Authorities should also have to notify people their data was accessed, at least retrospectively, if they are innocent or if the notification presents no risk to criminal investigations.
The opinion casts some doubt on fines levied against member states, which did not fully transpose the directive into national law on time.
Sweden over the summer was fined a lump sum of €3 million because of the delay.
Germany is also under the commission’s scrutiny.
Last year, the Brussels executive took Berlin to the court after it refused to transpose it. Germany’s Federal Constitutional Court annulled the directive in 2010.
The commission wants Germany to pay a daily penalty payment of €315,036.54 for each day after the Court ruling until the country ceases to be in breach of EU law.

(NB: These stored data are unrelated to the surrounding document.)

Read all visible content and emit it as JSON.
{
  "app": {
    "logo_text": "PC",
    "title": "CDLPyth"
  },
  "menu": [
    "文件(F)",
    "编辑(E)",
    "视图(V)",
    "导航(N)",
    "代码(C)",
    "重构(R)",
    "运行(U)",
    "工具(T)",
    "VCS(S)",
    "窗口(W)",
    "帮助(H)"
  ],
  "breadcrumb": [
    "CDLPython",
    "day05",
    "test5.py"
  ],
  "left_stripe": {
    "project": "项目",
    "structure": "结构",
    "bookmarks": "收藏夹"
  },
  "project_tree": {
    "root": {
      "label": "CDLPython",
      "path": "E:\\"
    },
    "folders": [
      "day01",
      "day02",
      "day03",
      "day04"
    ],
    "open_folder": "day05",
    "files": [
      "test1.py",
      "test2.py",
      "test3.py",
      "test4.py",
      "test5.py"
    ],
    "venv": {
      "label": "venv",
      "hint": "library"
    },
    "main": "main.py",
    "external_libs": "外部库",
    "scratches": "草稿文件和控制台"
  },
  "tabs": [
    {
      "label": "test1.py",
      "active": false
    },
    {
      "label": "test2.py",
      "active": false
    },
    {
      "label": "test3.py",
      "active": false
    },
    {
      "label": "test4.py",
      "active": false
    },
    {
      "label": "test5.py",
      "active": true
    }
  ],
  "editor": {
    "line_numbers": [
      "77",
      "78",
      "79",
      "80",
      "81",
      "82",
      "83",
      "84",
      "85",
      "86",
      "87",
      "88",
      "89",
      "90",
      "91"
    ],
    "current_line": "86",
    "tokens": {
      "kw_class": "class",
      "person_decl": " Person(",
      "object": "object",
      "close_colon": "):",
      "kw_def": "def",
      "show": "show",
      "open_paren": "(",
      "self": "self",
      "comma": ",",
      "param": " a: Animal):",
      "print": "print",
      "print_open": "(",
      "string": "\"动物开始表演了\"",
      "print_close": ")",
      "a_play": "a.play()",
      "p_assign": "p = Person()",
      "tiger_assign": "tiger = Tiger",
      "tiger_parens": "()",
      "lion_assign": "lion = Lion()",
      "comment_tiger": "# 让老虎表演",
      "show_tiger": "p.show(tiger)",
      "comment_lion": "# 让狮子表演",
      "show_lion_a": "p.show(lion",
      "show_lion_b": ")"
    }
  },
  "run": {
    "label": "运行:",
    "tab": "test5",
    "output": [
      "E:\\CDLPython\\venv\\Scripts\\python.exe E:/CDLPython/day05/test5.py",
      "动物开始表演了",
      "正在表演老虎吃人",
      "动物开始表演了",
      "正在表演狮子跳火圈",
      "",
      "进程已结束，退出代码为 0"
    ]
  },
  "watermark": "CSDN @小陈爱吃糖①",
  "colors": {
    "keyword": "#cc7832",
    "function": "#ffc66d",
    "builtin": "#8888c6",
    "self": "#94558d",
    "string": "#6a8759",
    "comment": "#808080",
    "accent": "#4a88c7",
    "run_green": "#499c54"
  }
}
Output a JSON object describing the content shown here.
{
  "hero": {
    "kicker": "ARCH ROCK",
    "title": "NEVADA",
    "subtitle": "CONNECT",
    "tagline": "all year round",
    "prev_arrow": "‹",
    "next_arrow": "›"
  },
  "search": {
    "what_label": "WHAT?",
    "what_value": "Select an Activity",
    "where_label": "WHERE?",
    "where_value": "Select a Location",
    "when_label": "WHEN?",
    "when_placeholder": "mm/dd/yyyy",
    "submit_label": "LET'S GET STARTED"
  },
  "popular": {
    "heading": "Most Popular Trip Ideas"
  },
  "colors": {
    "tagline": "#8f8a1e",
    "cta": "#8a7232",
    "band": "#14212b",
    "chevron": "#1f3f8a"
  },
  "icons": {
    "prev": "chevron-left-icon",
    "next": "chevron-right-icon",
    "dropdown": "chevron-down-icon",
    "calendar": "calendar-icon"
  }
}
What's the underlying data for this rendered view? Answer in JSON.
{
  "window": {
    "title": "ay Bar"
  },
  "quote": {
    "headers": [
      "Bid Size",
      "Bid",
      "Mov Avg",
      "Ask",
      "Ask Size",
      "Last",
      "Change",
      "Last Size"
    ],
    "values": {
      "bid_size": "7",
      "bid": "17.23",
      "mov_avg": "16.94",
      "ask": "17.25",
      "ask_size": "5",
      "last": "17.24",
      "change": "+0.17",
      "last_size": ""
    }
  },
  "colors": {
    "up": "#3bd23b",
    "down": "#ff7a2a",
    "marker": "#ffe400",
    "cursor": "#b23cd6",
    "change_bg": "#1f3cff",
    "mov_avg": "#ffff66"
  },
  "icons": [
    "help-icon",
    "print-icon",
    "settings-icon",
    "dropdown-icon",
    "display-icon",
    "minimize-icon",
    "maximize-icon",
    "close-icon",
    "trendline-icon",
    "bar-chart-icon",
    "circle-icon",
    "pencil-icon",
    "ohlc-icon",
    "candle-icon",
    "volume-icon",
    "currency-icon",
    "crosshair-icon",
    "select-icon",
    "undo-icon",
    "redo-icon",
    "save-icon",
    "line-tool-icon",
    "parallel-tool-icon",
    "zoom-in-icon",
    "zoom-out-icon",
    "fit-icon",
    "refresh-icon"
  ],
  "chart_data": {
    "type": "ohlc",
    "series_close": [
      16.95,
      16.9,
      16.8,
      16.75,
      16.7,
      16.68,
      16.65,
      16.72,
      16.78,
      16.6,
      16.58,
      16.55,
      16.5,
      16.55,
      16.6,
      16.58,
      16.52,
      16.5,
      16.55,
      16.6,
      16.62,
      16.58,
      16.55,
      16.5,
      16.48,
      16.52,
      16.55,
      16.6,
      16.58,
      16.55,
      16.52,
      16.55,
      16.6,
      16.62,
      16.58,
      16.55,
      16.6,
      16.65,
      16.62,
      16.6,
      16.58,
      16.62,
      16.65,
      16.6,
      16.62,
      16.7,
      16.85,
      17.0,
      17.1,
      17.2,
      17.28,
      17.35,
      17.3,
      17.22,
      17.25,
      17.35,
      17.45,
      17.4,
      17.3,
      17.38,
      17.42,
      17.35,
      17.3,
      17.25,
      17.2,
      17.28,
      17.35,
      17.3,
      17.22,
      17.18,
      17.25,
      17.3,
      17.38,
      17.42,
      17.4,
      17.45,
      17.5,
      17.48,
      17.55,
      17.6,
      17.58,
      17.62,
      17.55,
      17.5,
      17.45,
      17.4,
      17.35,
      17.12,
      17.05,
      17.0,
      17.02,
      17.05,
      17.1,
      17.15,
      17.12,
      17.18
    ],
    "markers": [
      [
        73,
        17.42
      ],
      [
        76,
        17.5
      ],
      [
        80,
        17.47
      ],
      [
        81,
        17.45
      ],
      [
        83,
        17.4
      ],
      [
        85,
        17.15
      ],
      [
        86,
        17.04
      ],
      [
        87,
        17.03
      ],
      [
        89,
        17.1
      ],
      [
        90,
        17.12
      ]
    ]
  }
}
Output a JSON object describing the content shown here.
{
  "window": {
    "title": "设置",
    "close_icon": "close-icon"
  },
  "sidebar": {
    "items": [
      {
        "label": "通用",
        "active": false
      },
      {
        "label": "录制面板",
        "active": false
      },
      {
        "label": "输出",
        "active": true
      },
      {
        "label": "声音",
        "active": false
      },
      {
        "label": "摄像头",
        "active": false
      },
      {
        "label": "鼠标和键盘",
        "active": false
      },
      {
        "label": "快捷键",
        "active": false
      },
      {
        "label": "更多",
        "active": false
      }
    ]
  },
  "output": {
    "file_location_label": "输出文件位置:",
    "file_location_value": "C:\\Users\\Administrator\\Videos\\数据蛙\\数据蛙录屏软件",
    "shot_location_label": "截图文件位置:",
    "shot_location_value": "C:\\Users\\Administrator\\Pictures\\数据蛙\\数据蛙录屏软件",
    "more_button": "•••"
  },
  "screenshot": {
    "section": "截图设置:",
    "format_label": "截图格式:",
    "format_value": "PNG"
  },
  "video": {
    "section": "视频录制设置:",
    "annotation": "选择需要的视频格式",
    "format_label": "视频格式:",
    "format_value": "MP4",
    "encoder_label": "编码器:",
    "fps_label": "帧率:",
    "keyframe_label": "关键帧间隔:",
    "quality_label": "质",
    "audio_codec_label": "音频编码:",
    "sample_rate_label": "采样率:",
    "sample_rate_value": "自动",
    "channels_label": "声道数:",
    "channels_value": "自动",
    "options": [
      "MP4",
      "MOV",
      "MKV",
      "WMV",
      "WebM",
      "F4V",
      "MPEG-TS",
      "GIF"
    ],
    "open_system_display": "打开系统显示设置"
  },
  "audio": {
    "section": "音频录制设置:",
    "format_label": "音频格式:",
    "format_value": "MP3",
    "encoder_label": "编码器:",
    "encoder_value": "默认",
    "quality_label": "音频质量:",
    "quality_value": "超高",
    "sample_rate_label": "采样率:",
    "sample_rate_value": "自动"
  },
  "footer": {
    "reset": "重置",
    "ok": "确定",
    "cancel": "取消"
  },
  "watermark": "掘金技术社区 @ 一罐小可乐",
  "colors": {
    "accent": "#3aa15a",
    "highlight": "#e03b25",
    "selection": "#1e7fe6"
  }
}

The German case is still on-going.
“You can’t say there is an obligation to implement the directive, while at the same time the advocate general has said the directive should be regarded as invalid. At a minimum, the case should be put on hold,” says McIntyre.
A contact at the Court said it would be difficult for a member state to be in breach of a directive that no longer exists, should it be annulled.
“There are some very special cases where EU law can be deemed to be non-existant, which basically means it had never been valid, ever, and anything that it has caused to happen should be reversed,” he said.
The European Commission, for its part, says they are working on improving the directive but must take into account existing EU data protection laws like the e-privacy directive.
“It doesn’t really make sense to review or make a change of the data retention directive if these other elements are not in place,” said European Commission spokesperson for home affairs, Michele Cercone.